Son mari est mort dans un accident de la route
Sa belle-sœur qui l’accompagne est sidérée. Les larmes aux yeux, elle se demande ce qu’adviendront de son neveu et de sa nièce si Léa est déportée. « Mon frère est mort il y a à peine six mois. Ni son épouse ni ses enfants ne se sont remis de cette perte. Les enfants dorment tous les soirs avec leur mère, car ils ont peur d’être seuls. Maintenant on demande à la mère de s’en aller. Qu’est-elle supposée faire de ses enfants ? », dit-elle révoltée. Elle s’insurge contre la manière de procéder des autorités : « Je pense qu’on aurait pu l’appeler pour lui réclamer des explications et trouver une solution et non l’expulser en trois lignes ». Elle ajoute que sa belle-sœur est dans la tourmente. « L’usine où elle travaillait a fermé. Elle n’a pas encore reçu de compensation et au niveau de sa pension de veuve, on lui demande de patienter. »
Léa Ratna, de son côté, dit avoir appelé plusieurs fois le bureau de l’Immigration pour demander des informations. Là-bas, on lui a répondu : « Zot dir, sinn dir ou ale ou bizin ale. »
Cette mère de famille ne comprend pas pourquoi on lui demande de partir. « Je suis à Maurice depuis que j’ai 21 ans. Je suis venue travailler ici en 2001. Puis j’ai rencontré mon mari à l’usine où je travaillais. Nous nous sommes mariés en 2005 et avons eu deux enfants. J’ai travaillé comme machiniste jusqu’à la fermeture de l’usine. Avec beaucoup de difficultés, mon mari et moi avons construit une maison. J’ai apporté ma petite contribution dans ce pays et voilà que tout à coup, on ne veut plus de moi. C’est pour cela que je voudrais que le Premier ministre prenne connaissance de mon histoire. »
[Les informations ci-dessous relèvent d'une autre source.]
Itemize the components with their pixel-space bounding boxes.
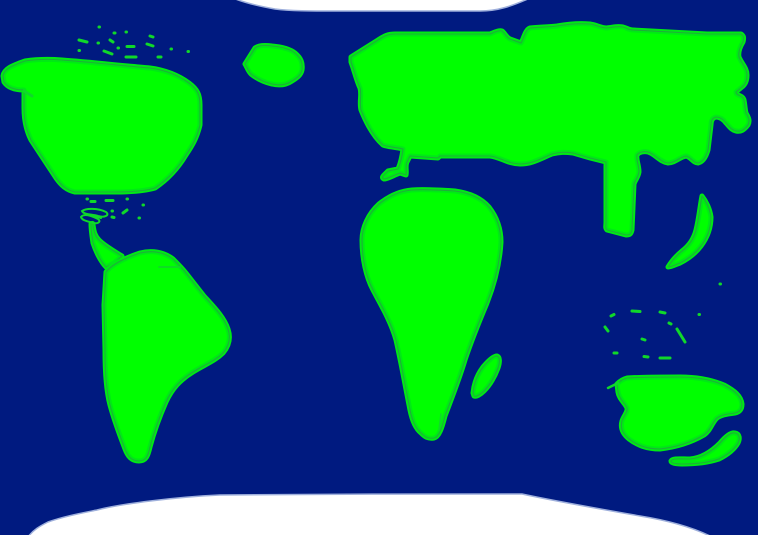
ice cap: antarctica [28, 494, 712, 535]
islands: caribbean [87, 199, 144, 218]
landmass: eastern crescent island [668, 196, 711, 267]
islands: pacific chain [605, 284, 720, 358]
islands: arctic archipelago [79, 27, 188, 57]
islands: caribbean loops [81, 209, 107, 223]
ice cap: arctic [233, 0, 530, 11]
landmass: africa [362, 190, 501, 438]
landmass: australia [608, 377, 742, 449]
landmass: eurasia [351, 24, 749, 235]
landmass: madagascar [473, 356, 499, 396]
landmass: southern island [671, 433, 739, 464]
landmass: central america [91, 223, 122, 267]
landmass: south america [104, 252, 229, 461]
landmass: north america [3, 59, 200, 192]
landmass: greenland [245, 45, 302, 85]
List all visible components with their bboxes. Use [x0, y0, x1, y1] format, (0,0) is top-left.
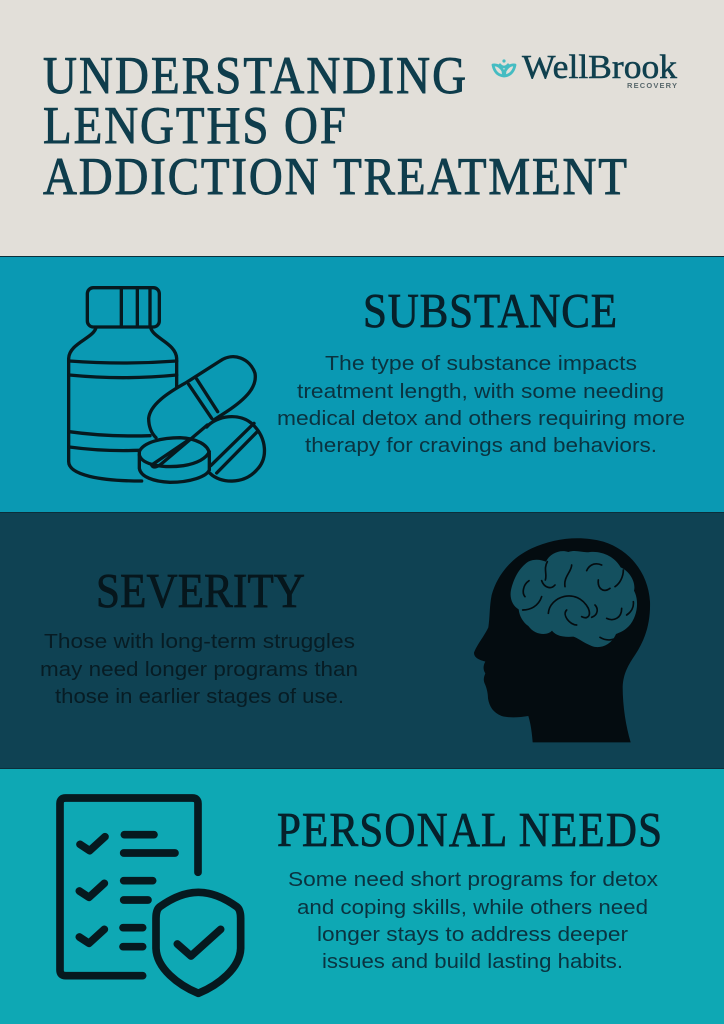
panel: header [0, 0, 724, 256]
logo tagline: RECOVERY [627, 81, 677, 90]
icon: pill bottle and pills [69, 288, 264, 482]
title [43, 45, 627, 206]
logo: WellBrook Recovery [493, 49, 677, 90]
text block: substance: The type of substance impacts [325, 352, 637, 375]
text block: severity [40, 630, 358, 708]
text block: severity: may need longer programs than [40, 658, 358, 681]
text block: substance [277, 352, 685, 457]
text block: substance: therapy for cravings and behaviors. [305, 434, 657, 457]
title: UNDERSTANDING [43, 45, 466, 105]
text block: personal needs [288, 868, 659, 973]
text block: substance: medical detox and others requiring more [277, 407, 685, 430]
text block: personal needs: longer stays to address deeper [317, 923, 628, 946]
icon: checklist and shield [60, 798, 241, 993]
panel: substance [0, 257, 724, 512]
text block: personal needs: Some need short programs for detox [288, 868, 659, 891]
text block: severity: Those with long-term struggles [44, 630, 355, 653]
title: LENGTHS OF [43, 95, 346, 155]
panel: severity [0, 513, 724, 768]
text block: personal needs: and coping skills, while others need [297, 896, 648, 919]
heading: personal needs: PERSONAL NEEDS [277, 803, 662, 857]
panel: personal needs [0, 769, 724, 1024]
icon: head with brain [474, 538, 650, 742]
head silhouette [474, 538, 650, 742]
heading: severity: SEVERITY [96, 564, 305, 618]
icon: lotus [493, 59, 515, 76]
brain folds [523, 562, 633, 640]
text block: severity: those in earlier stages of use. [55, 685, 344, 708]
logo wordmark: WellBrook [522, 49, 677, 86]
brain [511, 551, 637, 647]
heading: substance: SUBSTANCE [363, 284, 617, 338]
title: ADDICTION TREATMENT [43, 146, 627, 206]
text block: personal needs: issues and build lasting habits. [322, 950, 623, 973]
text block: substance: treatment length, with some needing [297, 380, 664, 403]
« Ne faites pas de mal à ma famille »
Léa Ratna était supposée de quitter le pays le vendredi 24 mai. « J’ai peur. Mes enfants sont angoissés. Mes proches sont consternés. Nous sommes dans l’impasse. J’ai besoin de savoir ce que les autorités comptent faire de moi. Je ne veux pas rentrer à Madagascar. Je n’ai presque plus de proches là-bas et je vais devoir tout recommencer à zéro. Et pour les enfants, ce sera un véritable drame. Ils devront rester ici sans moi ou tout quitter pour aller vivre à Madagascar où ils n’ont jamais vécu. Je vous en supplie, ne faites pas de mal à ma famille. »
Maintenant qu’elle a pris la décision de ne pas partir, que se passera-t-il ?
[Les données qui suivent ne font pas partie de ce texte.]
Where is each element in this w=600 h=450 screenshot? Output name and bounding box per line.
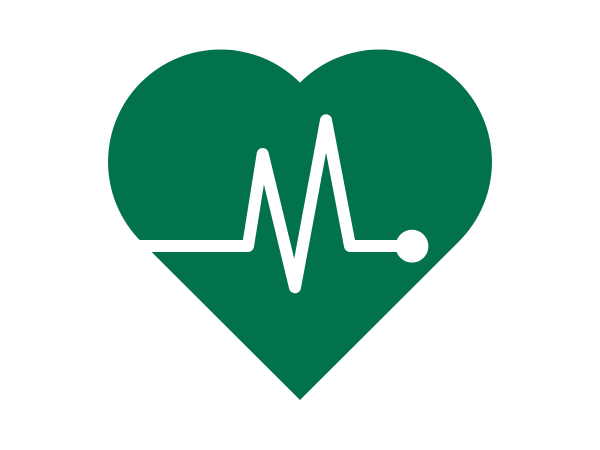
heart shape <box>108 50 492 400</box>
heartbeat pulse line <box>130 120 428 287</box>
Nous avons envoyé un courrier au Police Press Office afin d’obtenir des éclaircissements au niveau du Bureau de l’immigration. Cependant, à l’heure où nous mettions sous presse, les informations n’étaient toujours pas disponibles.
L’association DIS-MOI monte au créneau : « C’est clairement une violation de ses droits »
Me Erickson Mooneeapillay, responsable de DIS-MOI Maurice, a rencontré Léa Ratna. Il trouve aberrante la lettre qui lui a été envoyée. « Cette personne a une carte d’identité mauricienne, elle est donc une Mauricienne. On ne peut pas la mettre dehors. C’est clairement une violation de ses droits. Sur une base humanitaire, il est important de ne pas enclencher les démarches pour déporter des personnes sans bien s’enquérir de leur situation. Il faut agir avec plus d’humanité et dans le respect des droits humains ».
DIS-MOI a lancé le 4 mai dernier son projet, Pro Bono Clinic qui traite à titre volontaire et gratuit le dossier de personnes qui ne peuvent avoir recours à des conseils juridiques.
Que dit la loi ? : Perte du statut de résident
Il existe plusieurs circonstances dans lesquelles une personne peut perdre son statut de résidente sous l’Immigration Act (section 6). Cela peut, par exemple, se produire six mois après la fin de son mariage avec un citoyen mauricien. Elle peut aussi perdre son statut si les autorités estiment que cette décision relève de l'intérêt public. La personne cesse aussi d’être résidente si elle réside volontairement en dehors de Maurice pour une période continue d’un an voire plus.